Take the argument and replace “Bitcoin” with:
the internet
software
email
cloud computing
digital payments
online banking
domain names
intellectual property
social networks
If the argument suddenly makes you sound like a man angrily denouncing electricity from a candle shop, it may need work.
Examples:
“Email has no intrinsic value.”
“Cloud computing is just code.”
“Domain names only have value because people believe they do.”

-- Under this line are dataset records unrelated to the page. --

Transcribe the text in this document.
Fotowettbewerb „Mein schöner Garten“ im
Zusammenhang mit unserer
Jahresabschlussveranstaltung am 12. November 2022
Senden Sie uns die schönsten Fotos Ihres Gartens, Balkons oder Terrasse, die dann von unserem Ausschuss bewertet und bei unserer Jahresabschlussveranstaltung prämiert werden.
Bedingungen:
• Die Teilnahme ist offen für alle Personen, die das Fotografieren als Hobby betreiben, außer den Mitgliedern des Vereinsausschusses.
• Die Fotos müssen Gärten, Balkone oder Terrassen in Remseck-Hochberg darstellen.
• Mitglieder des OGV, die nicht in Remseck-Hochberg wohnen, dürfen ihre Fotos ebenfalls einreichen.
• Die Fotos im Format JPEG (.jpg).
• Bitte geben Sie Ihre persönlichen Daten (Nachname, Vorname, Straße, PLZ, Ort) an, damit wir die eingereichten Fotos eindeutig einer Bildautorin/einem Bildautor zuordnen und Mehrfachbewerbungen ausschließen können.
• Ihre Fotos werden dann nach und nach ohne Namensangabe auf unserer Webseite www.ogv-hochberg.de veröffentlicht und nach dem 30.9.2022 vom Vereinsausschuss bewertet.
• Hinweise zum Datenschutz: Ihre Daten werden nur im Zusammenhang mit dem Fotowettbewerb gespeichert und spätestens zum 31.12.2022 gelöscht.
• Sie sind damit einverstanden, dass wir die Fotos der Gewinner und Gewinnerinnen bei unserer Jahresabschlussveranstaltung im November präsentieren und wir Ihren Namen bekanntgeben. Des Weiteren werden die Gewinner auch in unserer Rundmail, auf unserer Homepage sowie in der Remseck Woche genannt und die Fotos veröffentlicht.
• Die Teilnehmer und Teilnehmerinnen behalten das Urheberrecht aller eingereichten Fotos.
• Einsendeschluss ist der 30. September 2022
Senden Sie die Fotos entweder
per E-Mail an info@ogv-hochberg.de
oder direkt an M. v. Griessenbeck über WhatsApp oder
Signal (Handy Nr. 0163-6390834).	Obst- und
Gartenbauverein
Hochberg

“You can’t eat the internet.”
“Video calls have no history compared to gold.”
“Software wastes energy.”
“APIs are speculative.”
Wonderful. Amazing. Please continue. We are learning so much.
Why this matters
The point is not that Bitcoin and the internet are identical. They are not. The point is that a huge number of lazy anti-Bitcoin arguments are actually lazy anti-digital, anti-tech arguments. They rely on a primitive worldview in which only physical, immediately tangible, directly consumable things can possess durable value.
That worldview is not serious enough for the modern economy.
We live in a civilization where value is regularly created by networks, standards, code, consensus, legal abstractions, and information systems. If your framework cannot account for that, your framework does not get to smugly announce reality’s failure to comply.
It just means your map is old.
In conclusion: unplug everything
If we are to be consistent, we must act boldly.
If you cannot eat it, it is worthless. If it is code, it is fake. If it depends on belief, it is fraud. If it lacks centuries of history, it is unserious. If it uses energy, it is evil. If it is volatile, it is doomed.
Therefore we must immediately abandon:
the internet
software companies
online commerce
remote work
streaming media
cloud infrastructure
electronic records
most of finance
and perhaps language itself, since it too is a consensus system with no intrinsic value beyond human belief
At long last, Peter Schiff has shown us the way.
Not merely beyond Bitcoin.
Beyond the internet.
Beyond modernity.
And all the way back to the comforting solidity of a shiny rock.